Grossi fu il primo a capire: Enrica stava dicendo che quelle erano arthopleure, un genere di millepiedi preistorico che doveva essere lungo due metri e mezzo, una specie estinta ma non per loro!
Il tocco di mille zampette lo annichilì.
Sull’orlo della pazzia si ritrovò tra le mani la radio e urlò:
«Giovanni, Giovanni, mi senti? Passo.»
«Manda una squadra di salvataggio; siamo attaccati da millepiedi giganti! Aiutaci. Passo.»
L’unica risposta furono le grida di Ravazzi e Cellerino.
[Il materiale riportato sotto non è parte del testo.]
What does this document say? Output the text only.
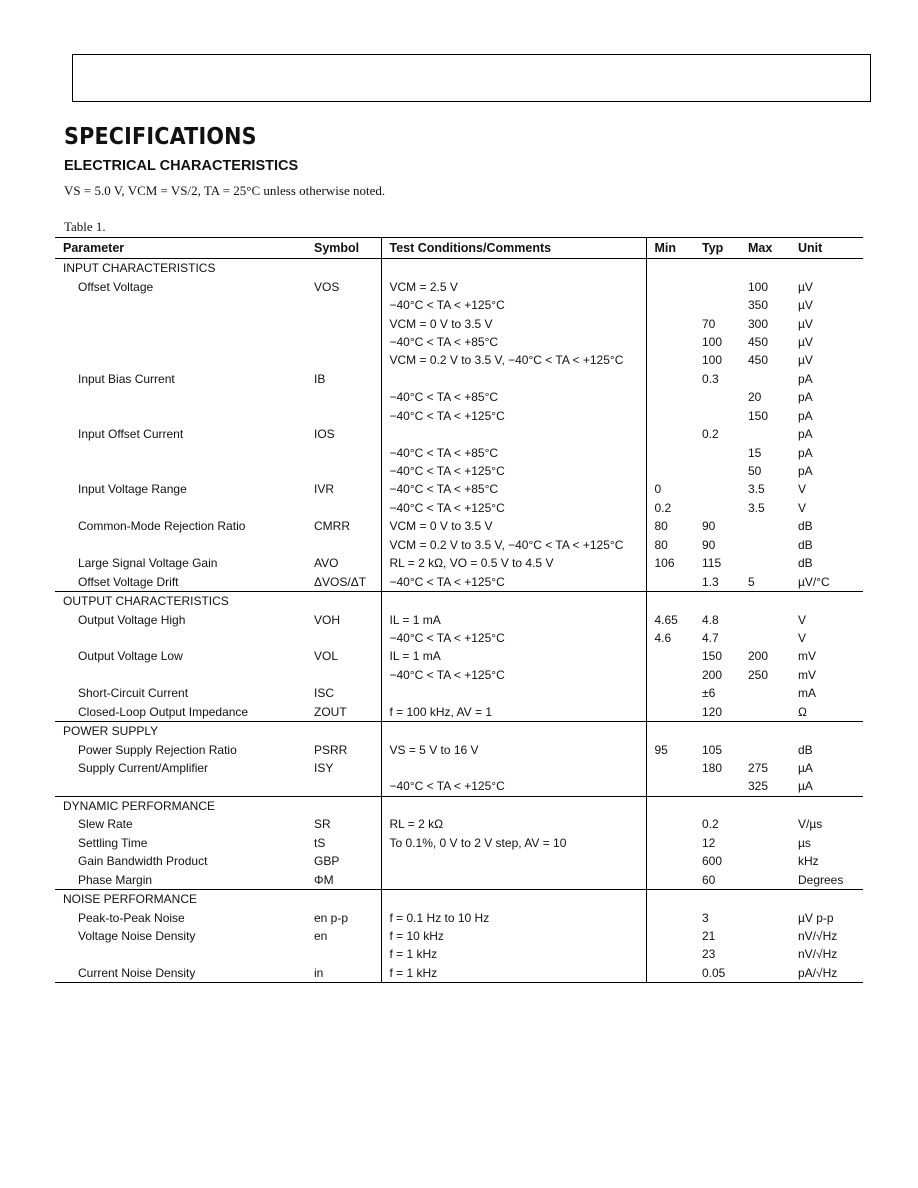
SPECIFICATIONS
ELECTRICAL CHARACTERISTICS
VS = 5.0 V, VCM = VS/2, TA = 25°C unless otherwise noted.
Table 1.
Parameter	Symbol	Test Conditions/Comments	Min	Typ	Max	Unit
INPUT CHARACTERISTICS						
Offset Voltage	VOS	VCM = 2.5 V			100	µV
		−40°C < TA < +125°C			350	µV
		VCM = 0 V to 3.5 V		70	300	µV
		−40°C < TA < +85°C		100	450	µV
		VCM = 0.2 V to 3.5 V, −40°C < TA < +125°C		100	450	µV
Input Bias Current	IB			0.3		pA
		−40°C < TA < +85°C			20	pA
		−40°C < TA < +125°C			150	pA
Input Offset Current	IOS			0.2		pA
		−40°C < TA < +85°C			15	pA
		−40°C < TA < +125°C			50	pA
Input Voltage Range	IVR	−40°C < TA < +85°C	0		3.5	V
		−40°C < TA < +125°C	0.2		3.5	V
Common-Mode Rejection Ratio	CMRR	VCM = 0 V to 3.5 V	80	90		dB
		VCM = 0.2 V to 3.5 V, −40°C < TA < +125°C	80	90		dB
Large Signal Voltage Gain	AVO	RL = 2 kΩ, VO = 0.5 V to 4.5 V	106	115		dB
Offset Voltage Drift	ΔVOS/ΔT	−40°C < TA < +125°C		1.3	5	µV/°C
OUTPUT CHARACTERISTICS						
Output Voltage High	VOH	IL = 1 mA	4.65	4.8		V
		−40°C < TA < +125°C	4.6	4.7		V
Output Voltage Low	VOL	IL = 1 mA		150	200	mV
		−40°C < TA < +125°C		200	250	mV
Short-Circuit Current	ISC			±6		mA
Closed-Loop Output Impedance	ZOUT	f = 100 kHz, AV = 1		120		Ω
POWER SUPPLY						
Power Supply Rejection Ratio	PSRR	VS = 5 V to 16 V	95	105		dB
Supply Current/Amplifier	ISY			180	275	µA
		−40°C < TA < +125°C			325	µA
DYNAMIC PERFORMANCE						
Slew Rate	SR	RL = 2 kΩ		0.2		V/µs
Settling Time	tS	To 0.1%, 0 V to 2 V step, AV = 10		12		µs
Gain Bandwidth Product	GBP			600		kHz
Phase Margin	ΦM			60		Degrees
NOISE PERFORMANCE						
Peak-to-Peak Noise	en p-p	f = 0.1 Hz to 10 Hz		3		µV p-p
Voltage Noise Density	en	f = 10 kHz		21		nV/√Hz
		f = 1 kHz		23		nV/√Hz
Current Noise Density	in	f = 1 kHz		0.05		pA/√Hz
Epilogo. L’ingegner Giovanni Frattini ha raccontato tutto agli inquirenti ma la squadra di soccorso non ha trovato nessuno dei suoi amici in quelle grotte, né il loro equipaggiamento, né la radiotrasmittente, né tantomeno gli orti e i crani. La polizia sospetta che si sia inventato tutto ma ancora non sa per quale motivo.
È ricoverato al reparto di psichiatria dell’ospedale di Alessandria.
Disteso nel letto sta guardando il soffitto. Pensa se al colloquio di domani dovrà raccontare anche quella cosa. Si passa una mano sugli occhi.
Non dirà niente.
Non dirà che ha avvertito i soccorsi molto in ritardo. Qualcuno potrebbe pensare che, se fosse stato tempestivo, avrebbe potuto salvare i suoi amici, ma non era possibile: il suo indugio è dipeso da quello che è successo che lo ha impietrito.
Non dirà che era riuscito a ricollegarsi con i suoi amici e che aveva sentito solo urla strazianti e strani fruscii.
Poi il contatto si era interrotto.
Dopo cinque minuti d’inutili tentativi, aveva udito il ticchettio del collegamento:
«Alessio, Enrica, Mario, Massimo mi sentite? Passo!»
Silenzio.
«Alessio, Enrica, Mario, Massimo, mi sentite? Passo!»
Ci fu risposta, una risposta che l’ha fatto impazzire, una risposta inconcepibile, mostruosa, fatta di mille voci roche e fischianti che disse:
«Imbecille: sono morti! Passo e chiudo!»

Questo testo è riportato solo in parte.